Zaventem Airport chief executive, Arnaud Feist, said the facility would resume services on Sunday with three “symbolic” Brussels Airlines flights.
The first flight is expected to take off for the Portuguese city of Faro around 2 p.m. local time (1200 GMT). The others will be bound for the Greek capital, Athens, and Italy’s Turin.
“These flights are the first hopeful sign from an airport that is standing up straight after a cowardly attack,” Feist said.
The airport, among major European travel hubs, will be back at around 20 percent of capacity and able to process 800 to 1,000 passengers an hour.
The facility, however, will resume services under strict additional security controls with extra police and soldiers on patrol throughout the airport zone.

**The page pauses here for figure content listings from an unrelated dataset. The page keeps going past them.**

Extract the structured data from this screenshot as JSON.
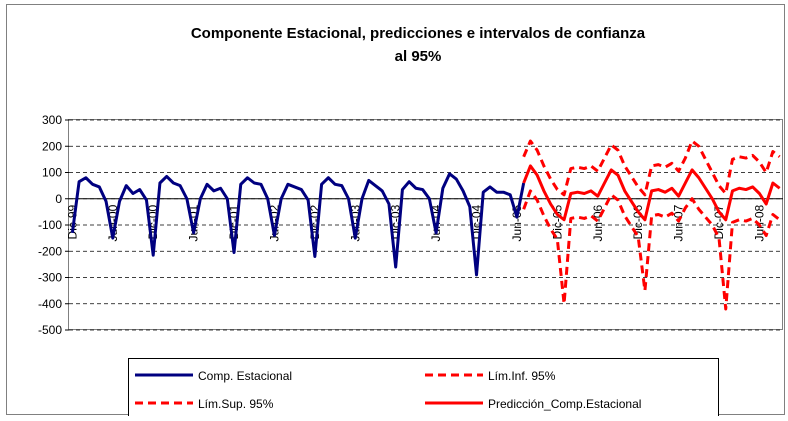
{
  "chart_data": {
    "type": "line",
    "title_lines": [
      "Componente Estacional, predicciones e intervalos de confianza",
      "al 95%"
    ],
    "categories": [
      "Dic-99",
      null,
      null,
      null,
      null,
      null,
      "Jun-00",
      null,
      null,
      null,
      null,
      null,
      "Dic-00",
      null,
      null,
      null,
      null,
      null,
      "Jun-01",
      null,
      null,
      null,
      null,
      null,
      "Dic-01",
      null,
      null,
      null,
      null,
      null,
      "Jun-02",
      null,
      null,
      null,
      null,
      null,
      "Dic-02",
      null,
      null,
      null,
      null,
      null,
      "Jun-03",
      null,
      null,
      null,
      null,
      null,
      "Dic-03",
      null,
      null,
      null,
      null,
      null,
      "Jun-04",
      null,
      null,
      null,
      null,
      null,
      "Dic-04",
      null,
      null,
      null,
      null,
      null,
      "Jun-05",
      null,
      null,
      null,
      null,
      null,
      "Dic-05",
      null,
      null,
      null,
      null,
      null,
      "Jun-06",
      null,
      null,
      null,
      null,
      null,
      "Dic-06",
      null,
      null,
      null,
      null,
      null,
      "Jun-07",
      null,
      null,
      null,
      null,
      null,
      "Dic-07",
      null,
      null,
      null,
      null,
      null,
      "Jun-08",
      null,
      null,
      null
    ],
    "series": [
      {
        "name": "Comp. Estacional",
        "color": "#000080",
        "dashed": false,
        "width": 3,
        "values": [
          -130,
          65,
          80,
          55,
          45,
          -10,
          -150,
          -10,
          50,
          20,
          35,
          -5,
          -215,
          60,
          85,
          60,
          50,
          0,
          -130,
          0,
          55,
          30,
          40,
          0,
          -205,
          55,
          80,
          60,
          55,
          0,
          -140,
          0,
          55,
          45,
          35,
          -5,
          -220,
          55,
          80,
          55,
          50,
          0,
          -150,
          0,
          70,
          50,
          30,
          -20,
          -260,
          35,
          65,
          40,
          35,
          0,
          -130,
          40,
          95,
          75,
          30,
          -30,
          -290,
          25,
          45,
          25,
          25,
          15,
          -70,
          60,
          null,
          null,
          null,
          null,
          null,
          null,
          null,
          null,
          null,
          null,
          null,
          null,
          null,
          null,
          null,
          null,
          null,
          null,
          null,
          null,
          null,
          null,
          null,
          null,
          null,
          null,
          null,
          null,
          null,
          null,
          null,
          null,
          null,
          null,
          null,
          null,
          null,
          null
        ]
      },
      {
        "name": "Lím.Inf. 95%",
        "color": "#ff0000",
        "dashed": true,
        "width": 3,
        "values": [
          null,
          null,
          null,
          null,
          null,
          null,
          null,
          null,
          null,
          null,
          null,
          null,
          null,
          null,
          null,
          null,
          null,
          null,
          null,
          null,
          null,
          null,
          null,
          null,
          null,
          null,
          null,
          null,
          null,
          null,
          null,
          null,
          null,
          null,
          null,
          null,
          null,
          null,
          null,
          null,
          null,
          null,
          null,
          null,
          null,
          null,
          null,
          null,
          null,
          null,
          null,
          null,
          null,
          null,
          null,
          null,
          null,
          null,
          null,
          null,
          null,
          null,
          null,
          null,
          null,
          null,
          null,
          -40,
          30,
          -5,
          -65,
          -115,
          -155,
          -400,
          -75,
          -70,
          -75,
          -65,
          -85,
          -35,
          15,
          -5,
          -65,
          -105,
          -145,
          -350,
          -65,
          -60,
          -70,
          -55,
          -85,
          -35,
          0,
          -40,
          -70,
          -100,
          -150,
          -420,
          -90,
          -80,
          -85,
          -75,
          -100,
          -140,
          -60,
          -80
        ]
      },
      {
        "name": "Lím.Sup. 95%",
        "color": "#ff0000",
        "dashed": true,
        "width": 3,
        "values": [
          null,
          null,
          null,
          null,
          null,
          null,
          null,
          null,
          null,
          null,
          null,
          null,
          null,
          null,
          null,
          null,
          null,
          null,
          null,
          null,
          null,
          null,
          null,
          null,
          null,
          null,
          null,
          null,
          null,
          null,
          null,
          null,
          null,
          null,
          null,
          null,
          null,
          null,
          null,
          null,
          null,
          null,
          null,
          null,
          null,
          null,
          null,
          null,
          null,
          null,
          null,
          null,
          null,
          null,
          null,
          null,
          null,
          null,
          null,
          null,
          null,
          null,
          null,
          null,
          null,
          null,
          null,
          160,
          220,
          185,
          125,
          75,
          35,
          15,
          115,
          120,
          115,
          125,
          105,
          155,
          205,
          185,
          125,
          85,
          45,
          15,
          125,
          130,
          120,
          135,
          105,
          155,
          220,
          200,
          150,
          100,
          50,
          20,
          150,
          160,
          155,
          165,
          140,
          100,
          180,
          160
        ]
      },
      {
        "name": "Predicción_Comp.Estacional",
        "color": "#ff0000",
        "dashed": false,
        "width": 3,
        "values": [
          null,
          null,
          null,
          null,
          null,
          null,
          null,
          null,
          null,
          null,
          null,
          null,
          null,
          null,
          null,
          null,
          null,
          null,
          null,
          null,
          null,
          null,
          null,
          null,
          null,
          null,
          null,
          null,
          null,
          null,
          null,
          null,
          null,
          null,
          null,
          null,
          null,
          null,
          null,
          null,
          null,
          null,
          null,
          null,
          null,
          null,
          null,
          null,
          null,
          null,
          null,
          null,
          null,
          null,
          null,
          null,
          null,
          null,
          null,
          null,
          null,
          null,
          null,
          null,
          null,
          null,
          null,
          60,
          125,
          90,
          30,
          -20,
          -60,
          -80,
          20,
          25,
          20,
          30,
          10,
          60,
          110,
          90,
          30,
          -10,
          -50,
          -80,
          30,
          35,
          25,
          40,
          10,
          60,
          110,
          80,
          40,
          0,
          -50,
          -80,
          30,
          40,
          35,
          45,
          20,
          -20,
          60,
          40
        ]
      }
    ],
    "ylim": [
      -500,
      300
    ],
    "yticks": [
      -500,
      -400,
      -300,
      -200,
      -100,
      0,
      100,
      200,
      300
    ],
    "grid": true
  }
}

Under the new measure, passengers are required to get to the airport by car as the terminal is still closed to trains and buses.
Only passengers with tickets and ID documents will be allowed into the makeshift departure hall while their bags will be checked. Once inside, passengers will also undergo usual security checks.

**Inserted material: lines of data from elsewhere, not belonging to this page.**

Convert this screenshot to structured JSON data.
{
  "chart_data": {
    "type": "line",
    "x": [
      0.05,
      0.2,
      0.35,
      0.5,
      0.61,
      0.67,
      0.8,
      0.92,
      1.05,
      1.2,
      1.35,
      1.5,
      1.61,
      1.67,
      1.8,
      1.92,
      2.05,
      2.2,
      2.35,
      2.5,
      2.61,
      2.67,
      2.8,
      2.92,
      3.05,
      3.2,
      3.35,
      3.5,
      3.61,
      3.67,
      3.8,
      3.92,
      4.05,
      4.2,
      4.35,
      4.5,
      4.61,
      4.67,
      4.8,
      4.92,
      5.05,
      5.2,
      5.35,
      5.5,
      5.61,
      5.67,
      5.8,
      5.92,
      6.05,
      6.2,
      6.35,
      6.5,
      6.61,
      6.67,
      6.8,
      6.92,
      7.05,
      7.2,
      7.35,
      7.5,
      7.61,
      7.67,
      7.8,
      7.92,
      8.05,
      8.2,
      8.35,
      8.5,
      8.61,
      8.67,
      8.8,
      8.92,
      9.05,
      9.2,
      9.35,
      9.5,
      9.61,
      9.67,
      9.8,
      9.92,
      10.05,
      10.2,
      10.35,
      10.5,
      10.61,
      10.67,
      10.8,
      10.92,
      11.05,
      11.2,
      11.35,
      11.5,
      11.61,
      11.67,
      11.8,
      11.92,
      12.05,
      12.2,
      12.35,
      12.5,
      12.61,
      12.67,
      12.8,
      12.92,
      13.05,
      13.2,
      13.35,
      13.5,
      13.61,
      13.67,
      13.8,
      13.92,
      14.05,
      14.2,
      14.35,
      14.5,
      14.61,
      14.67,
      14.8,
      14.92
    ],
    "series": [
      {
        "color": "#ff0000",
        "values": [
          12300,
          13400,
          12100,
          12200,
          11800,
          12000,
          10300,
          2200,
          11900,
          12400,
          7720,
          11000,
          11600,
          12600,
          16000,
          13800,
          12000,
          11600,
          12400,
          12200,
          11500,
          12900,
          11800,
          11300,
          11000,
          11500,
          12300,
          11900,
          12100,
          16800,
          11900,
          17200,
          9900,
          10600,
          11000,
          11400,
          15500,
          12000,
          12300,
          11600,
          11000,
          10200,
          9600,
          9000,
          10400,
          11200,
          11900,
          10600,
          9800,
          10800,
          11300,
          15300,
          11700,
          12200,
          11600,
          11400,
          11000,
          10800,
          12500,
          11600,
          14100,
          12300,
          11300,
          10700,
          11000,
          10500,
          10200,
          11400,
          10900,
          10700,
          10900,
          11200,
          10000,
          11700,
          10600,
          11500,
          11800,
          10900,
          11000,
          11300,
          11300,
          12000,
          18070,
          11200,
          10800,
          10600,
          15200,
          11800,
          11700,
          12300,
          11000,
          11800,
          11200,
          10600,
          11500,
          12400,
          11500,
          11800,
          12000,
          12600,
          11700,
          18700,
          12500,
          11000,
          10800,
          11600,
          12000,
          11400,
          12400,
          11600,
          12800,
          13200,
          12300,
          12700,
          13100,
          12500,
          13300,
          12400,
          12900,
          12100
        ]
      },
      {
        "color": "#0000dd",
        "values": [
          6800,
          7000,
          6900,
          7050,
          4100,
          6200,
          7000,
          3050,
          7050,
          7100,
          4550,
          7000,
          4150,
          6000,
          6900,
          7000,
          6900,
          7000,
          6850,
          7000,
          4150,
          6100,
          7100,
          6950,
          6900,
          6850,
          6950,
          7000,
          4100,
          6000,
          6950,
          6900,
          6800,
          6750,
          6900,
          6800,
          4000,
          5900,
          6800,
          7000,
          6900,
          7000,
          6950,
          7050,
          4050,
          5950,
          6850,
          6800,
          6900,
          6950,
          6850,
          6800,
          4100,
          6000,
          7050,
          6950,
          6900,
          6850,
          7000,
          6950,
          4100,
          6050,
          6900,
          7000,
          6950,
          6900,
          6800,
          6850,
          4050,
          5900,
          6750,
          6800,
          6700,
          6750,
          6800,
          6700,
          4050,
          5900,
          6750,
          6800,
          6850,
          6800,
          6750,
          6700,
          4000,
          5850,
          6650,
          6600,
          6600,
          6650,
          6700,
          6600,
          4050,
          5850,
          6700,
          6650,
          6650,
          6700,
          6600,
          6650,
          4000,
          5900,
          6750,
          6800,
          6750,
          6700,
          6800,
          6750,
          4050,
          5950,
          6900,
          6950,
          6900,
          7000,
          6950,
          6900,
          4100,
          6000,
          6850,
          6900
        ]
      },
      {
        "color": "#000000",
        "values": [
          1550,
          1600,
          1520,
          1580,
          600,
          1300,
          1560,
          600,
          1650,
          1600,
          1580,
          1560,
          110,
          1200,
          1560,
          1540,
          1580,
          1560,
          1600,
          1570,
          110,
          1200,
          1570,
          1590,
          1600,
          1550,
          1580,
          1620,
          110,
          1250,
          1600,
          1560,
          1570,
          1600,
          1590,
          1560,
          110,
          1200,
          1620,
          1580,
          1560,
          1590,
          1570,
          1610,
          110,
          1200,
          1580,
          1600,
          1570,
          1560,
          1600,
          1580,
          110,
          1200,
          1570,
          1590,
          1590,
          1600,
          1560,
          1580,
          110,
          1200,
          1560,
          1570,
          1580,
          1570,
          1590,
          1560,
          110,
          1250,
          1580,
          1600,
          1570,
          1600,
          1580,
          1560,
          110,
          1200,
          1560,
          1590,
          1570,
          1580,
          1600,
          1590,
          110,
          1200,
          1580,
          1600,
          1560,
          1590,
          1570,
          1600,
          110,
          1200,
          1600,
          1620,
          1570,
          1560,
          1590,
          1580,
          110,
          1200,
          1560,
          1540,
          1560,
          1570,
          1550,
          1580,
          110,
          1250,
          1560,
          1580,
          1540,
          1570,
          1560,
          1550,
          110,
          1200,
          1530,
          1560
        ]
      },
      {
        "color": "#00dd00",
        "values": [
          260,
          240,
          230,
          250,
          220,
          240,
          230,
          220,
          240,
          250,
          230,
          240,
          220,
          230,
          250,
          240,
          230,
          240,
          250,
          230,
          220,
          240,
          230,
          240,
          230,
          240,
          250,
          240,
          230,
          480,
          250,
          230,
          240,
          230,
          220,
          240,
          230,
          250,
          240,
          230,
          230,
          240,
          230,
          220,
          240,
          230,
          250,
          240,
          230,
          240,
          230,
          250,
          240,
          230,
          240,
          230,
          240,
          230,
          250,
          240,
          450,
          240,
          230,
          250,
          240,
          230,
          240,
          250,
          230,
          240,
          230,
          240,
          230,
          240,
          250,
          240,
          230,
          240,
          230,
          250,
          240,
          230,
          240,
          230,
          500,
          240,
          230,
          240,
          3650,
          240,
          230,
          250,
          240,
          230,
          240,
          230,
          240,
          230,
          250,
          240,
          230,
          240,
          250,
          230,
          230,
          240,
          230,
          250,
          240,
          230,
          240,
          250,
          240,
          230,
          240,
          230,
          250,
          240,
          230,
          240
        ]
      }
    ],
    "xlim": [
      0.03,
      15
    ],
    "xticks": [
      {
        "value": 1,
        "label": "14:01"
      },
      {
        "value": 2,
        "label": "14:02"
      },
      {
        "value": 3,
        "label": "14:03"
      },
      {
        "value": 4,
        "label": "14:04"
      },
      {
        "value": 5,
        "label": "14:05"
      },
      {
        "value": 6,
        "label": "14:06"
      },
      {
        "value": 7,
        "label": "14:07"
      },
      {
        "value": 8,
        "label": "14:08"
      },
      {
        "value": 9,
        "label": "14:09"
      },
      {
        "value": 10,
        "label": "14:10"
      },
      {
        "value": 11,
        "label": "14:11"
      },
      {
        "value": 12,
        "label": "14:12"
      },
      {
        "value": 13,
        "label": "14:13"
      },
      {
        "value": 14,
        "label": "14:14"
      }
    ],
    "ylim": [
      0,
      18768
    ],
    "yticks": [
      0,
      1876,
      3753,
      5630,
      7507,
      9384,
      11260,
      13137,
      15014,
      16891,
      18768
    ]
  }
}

The Brussels airport has been closed since March 22, when two men blew themselves up in the departure hall in coordinated blasts that also hit a metro station in the Belgian capital. A total of 32 people lost their lives in the attacks.
Elsewhere in his comments, Feist said the reconstruction of the airport’s departure hall will take months, expressing hope that the travel hub will start running normally again from late June or early July “before the start of the summer holidays.”
Zaventem Airport is one of Belgium’s largest employers with 260 companies on-site employing some 20,000 staff overall.